Il faut que les ressources ainsi dégagées soient rapidement employées à restaurer le potentiel économique de la nation. Seule une politique active de l’équipement, de la modernisation et du logement permettra – au bout d’un certain temps – de relever la production, le niveau de vie et, en fin de compte, d’assumer les charges d’une grande puissance moderne. Si nous ne décidons pas rapidement ce transfert d’une grande partie de nos ressources vers des tâches productives, il serait vain d’essayer de résoudre nos problèmes politiques ou diplomatiques. 
L’Express du 22 octobre 1982. Numéro hommage à Pierre Mendès France.
L’Express
Pourriez-vous indiquer quelques exemples de ce transfert ? 
Une tâche essentielle s’impose à nous: renouveler et étendre notre patrimoine immobilier. Aucun problème ne sera résolu tant que les Français ne seront pas convenablement logés. C’est une tâche de longue haleine, mais à laquelle il faut se mettre dès maintenant. Elle doit d’ailleurs garantir la France contre le chômage pendant de longues années.  
Il y a une autre tâche encore qui est très importante: il faut accroître massivement notre effort économique dans nos territoires d’outre-mer. Cet effort seul nous permettra de trouver avec ces pays des formules d’association politique profitable pour tout le monde. Je pense surtout à l’Afrique du Nord.  
Il faut définir un programme à long terme, montrer à tous le but à atteindre et les moyens d’y parvenir, préparer le redressement que tant de Français espèrent.  
Croyez-vous que l’opinion française soit prête à accepter la nouvelle orientation politique dont vous venez de dessiner les grandes lignes ?  

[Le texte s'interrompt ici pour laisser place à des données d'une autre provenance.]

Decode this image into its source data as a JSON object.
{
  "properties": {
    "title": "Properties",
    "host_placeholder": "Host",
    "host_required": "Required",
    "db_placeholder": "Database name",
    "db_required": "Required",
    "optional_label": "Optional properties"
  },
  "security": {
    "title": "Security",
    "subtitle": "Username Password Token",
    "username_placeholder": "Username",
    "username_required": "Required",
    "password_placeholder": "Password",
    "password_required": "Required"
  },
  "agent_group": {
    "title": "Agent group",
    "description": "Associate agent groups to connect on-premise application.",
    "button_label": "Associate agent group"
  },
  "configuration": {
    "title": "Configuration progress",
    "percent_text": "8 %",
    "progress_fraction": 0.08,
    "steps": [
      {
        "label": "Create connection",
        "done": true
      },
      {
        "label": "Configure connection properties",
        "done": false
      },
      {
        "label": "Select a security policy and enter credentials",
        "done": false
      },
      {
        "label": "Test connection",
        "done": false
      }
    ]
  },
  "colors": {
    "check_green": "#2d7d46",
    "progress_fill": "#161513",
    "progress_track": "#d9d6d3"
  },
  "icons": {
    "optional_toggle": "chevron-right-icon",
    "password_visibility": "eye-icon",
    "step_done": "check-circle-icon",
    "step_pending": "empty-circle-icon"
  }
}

Un point paraît acquis : le pays est peu satisfait de la politique actuelle, car il a conscience de sa faiblesse et de ses incertitudes. Les dernières élections montrent un renforcement des partis d’opposition. Les communistes maintiennent leurs positions, surtout dans les centres urbains, et les socialistes consolident les leurs.  
Regardez aussi la vigoureuse réaction de l’opinion en quelques jours sur l’affaire d’Indochine. Il a suffi que certains aspects de notre politique là-bas soient dénoncés pour que le pays réclame des mesures. Et nous ne sommes qu’au début de cette évolution. L’opinion prendra rapidement conscience qu’aucune fatalité ne pèse sur le destin de la France – contrairement à ce que certains laissent croire – que tous nos problèmes peuvent être résolus si nous le voulons.  
Il est trop facile d’invoquer des engagements internationaux pour camoufler l’impuissance. Ce prétexte ne servira plus très longtemps.  
Si la France, comme vous le préconisez, modifie l’orientation de sa politique, n’est-il pas à craindre qu’elle ne perde une partie de son influence auprès de ses alliés ?  
Bien au contraire. Il faut rappeler sans cesse une vérité fondamentale qu’il est trop commode d’oublier ou de passer sous silence: c’est seulement après un redressement intérieur vigoureux, un emploi nouveau et efficace de nos propres ressources que la France retrouvera une position internationale.